An alternative option for your investment portfolio
Australian investors have had largely overlooked alternatives. COVID-19 may well change that.
Australia’s high net worth investors have overlooked alternative assets by and large, instead favouring traditional shares and bonds. But COVID-19 and a recession might change all that – with good reason.
Why have Australia’s high net worth investors largely ignored alternative assets? It seems something of an oversight when you consider that investors from the United States, Europe and Asia have long sought them out – as have many of Australia’s institutional investors.
Take our largest superannuation funds, for instance – they tend to allocate a minimum of 25 to 30 per cent to alternatives, with some allocating close to 50 per cent.
For Gillian Gordon, JBWere’s Head of Alternative Investments, the relative absence of alternatives in Australian private wealth portfolios came as something of a surprise on her recent return from 14 years overseas. But she quickly realised it was the natural consequence of the country’s good fortune.
“Australia has experienced almost 29 years with no recession, the only G10 country not to go into a recession in the GFC, and that makes investor portfolios here very different,” Gordon says.
After all, when traditional asset classes, such as shares and bonds, have provided extremely healthy returns these past three decades, why look elsewhere?
In contrast, Gordon’s overseas’ clients were heavily impacted by the global financial crisis and therefore open to new solutions. “What I saw post the GFC was my overseas clients being really focused on risk and trying to understand why their portfolio took such a huge hit,” she explains. “They started looking for diversification and demanding a greater range of portfolio assets to mitigate this risk.”
In Australia, that simply didn’t happen.
Preparing for a new paradigm
Enter COVID-19. Gordon is convinced the subsequent market turmoil will be the impetus for change here because, as she puts it, “If investors weren’t looking at alternatives before, they definitely need to be looking at them now”.
For Gordon, this includes alternative strategies like hedge funds, which tend to be listed and focus on traditional asset classes. However, it also means non-traditional assets such as private equity, private debt, infrastructure, property, natural resources and renewables, which have long been a focus for the largest institutional investors but typically difficult for private wealth investors to access.
“Alternatives is such a wide-ranging and diverse asset class, meaning an alternative can play so many different roles in the portfolio,” she says. “The most obvious one is diversification, but it can provide low correlation to the traditional asset classes as well. Certain alternatives can also offer higher risk-adjusted returns.”
Time to think bigger
The current market dislocation could well lead to investment opportunities in the alternatives space; it just might not be obvious yet. That’s because many of these assets are unlisted, which makes them almost impossible to evaluate in the here and now.
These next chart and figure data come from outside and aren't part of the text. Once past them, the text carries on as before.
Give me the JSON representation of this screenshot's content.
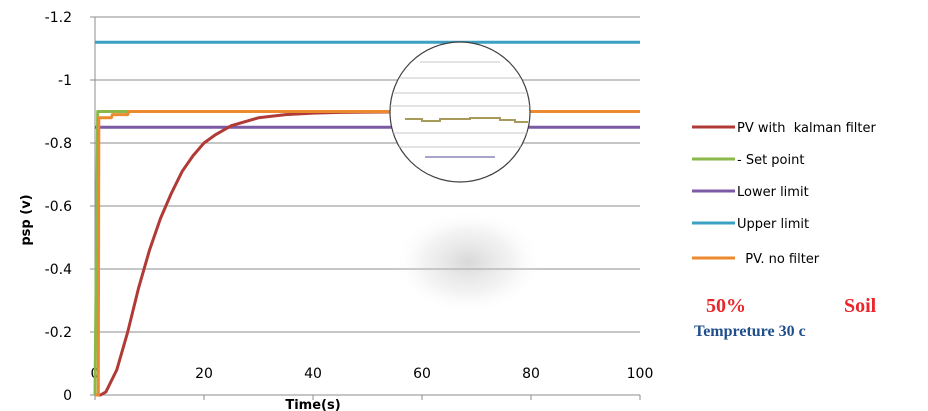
{
  "chart_data": {
    "type": "line",
    "xlabel": "Time(s)",
    "ylabel": "psp (v)",
    "xlim": [
      0,
      100
    ],
    "ylim": [
      0,
      -1.2
    ],
    "y_axis_reversed": true,
    "x_ticks": [
      0,
      20,
      40,
      60,
      80,
      100
    ],
    "y_ticks": [
      0,
      -0.2,
      -0.4,
      -0.6,
      -0.8,
      -1,
      -1.2
    ],
    "grid": "horizontal",
    "legend_position": "right",
    "zoom_inset": "circle",
    "series": [
      {
        "name": "PV with  kalman filter",
        "color": "#b03a36",
        "x": [
          0,
          1,
          2,
          4,
          6,
          8,
          10,
          12,
          14,
          16,
          18,
          20,
          22,
          25,
          28,
          30,
          35,
          40,
          45,
          50,
          60,
          70,
          80,
          90,
          100
        ],
        "y": [
          0,
          0,
          -0.01,
          -0.08,
          -0.2,
          -0.34,
          -0.46,
          -0.56,
          -0.64,
          -0.71,
          -0.76,
          -0.8,
          -0.825,
          -0.855,
          -0.87,
          -0.88,
          -0.89,
          -0.895,
          -0.897,
          -0.898,
          -0.899,
          -0.9,
          -0.9,
          -0.9,
          -0.9
        ]
      },
      {
        "name": "- Set point",
        "color": "#8ab84a",
        "x": [
          0,
          0.5,
          100
        ],
        "y": [
          0,
          -0.9,
          -0.9
        ]
      },
      {
        "name": "Lower limit",
        "color": "#7b5aa6",
        "x": [
          0,
          100
        ],
        "y": [
          -0.85,
          -0.85
        ]
      },
      {
        "name": "Upper limit",
        "color": "#3ba0c2",
        "x": [
          0,
          100
        ],
        "y": [
          -1.12,
          -1.12
        ]
      },
      {
        "name": "  PV. no filter",
        "color": "#ec8a2f",
        "x": [
          0,
          0.6,
          0.7,
          3,
          3.2,
          6,
          6.2,
          100
        ],
        "y": [
          0,
          0,
          -0.88,
          -0.88,
          -0.89,
          -0.89,
          -0.9,
          -0.9
        ]
      }
    ]
  },
  "annotations": {
    "percent": "50%",
    "soil": "Soil",
    "temperature": "Tempreture 30 c"
  }
}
“Public market asset pricing can be seen in real time. But for private market assets that is not the case – there is typically a valuation lag and data is not as transparent or accessible” Gordon explains.
In any case, alternatives aren’t simply a short-term opportunity or solution to the current market volatility. Rather, they play into the big, long-term trends that Gordon sees ahead. She points to the rise of urbanisation and Asia’s middle class, the growth of technology and big data, and the pressing challenges of climate change and the environment. All of these thematics will require funding that goes beyond the scope of the public markets.
“If you want your portfolio to have access to the full market, then that isn’t simply the public market. It’s actually the public and the private market.”
Embracing broader horizons
Of course, not everyone is comfortable with jumping into the private market, and many of these opportunities are beyond the reach of your average high net worth individual.
Those considering incorporating alternatives into their portfolio for the first time might like to start with the familiar. “You can start with investing into something that looks and feels quite similar to what you’re used to, something quite liquid and listed,” Gordon says.
On the other hand, if you can tolerate some illiquidity in your portfolio, she recommends considering the full spectrum of alternative assets.
In order to find the right fund manager, though, you’ll first need to find the right wealth manager – particularly in the current climate. “That’s the key to all of this,” Gordon says. In her opinion, it’s critical you examine any fund manager’s skills and track record, as well as their experience in managing assets through a crisis.
And while Australia may have some top-quality, top-quartile fund managers, she strongly suggests that investors also look further afield. “Australia is such a small component of the global alternatives investment universe – it accounts for less than three per cent of the almost US$11 trillion universe. If you want a portfolio that truly reflects the market, you need to think about investing both locally and globally.”
That calls for a wealth manager with the size, scale and ability to access these investments. But such investments don’t come cheap. As Gordon points out, they usually require a minimum ticket size of US$5 to US$10 million, which means most individual investors will need JBWere to aggregate their demand together with other clients.
Says Gordon: “There’s no reason why private wealth clients can’t access the types of alternative investments that super funds can access. It’s our job to provide clients world-class access to these opportunities.”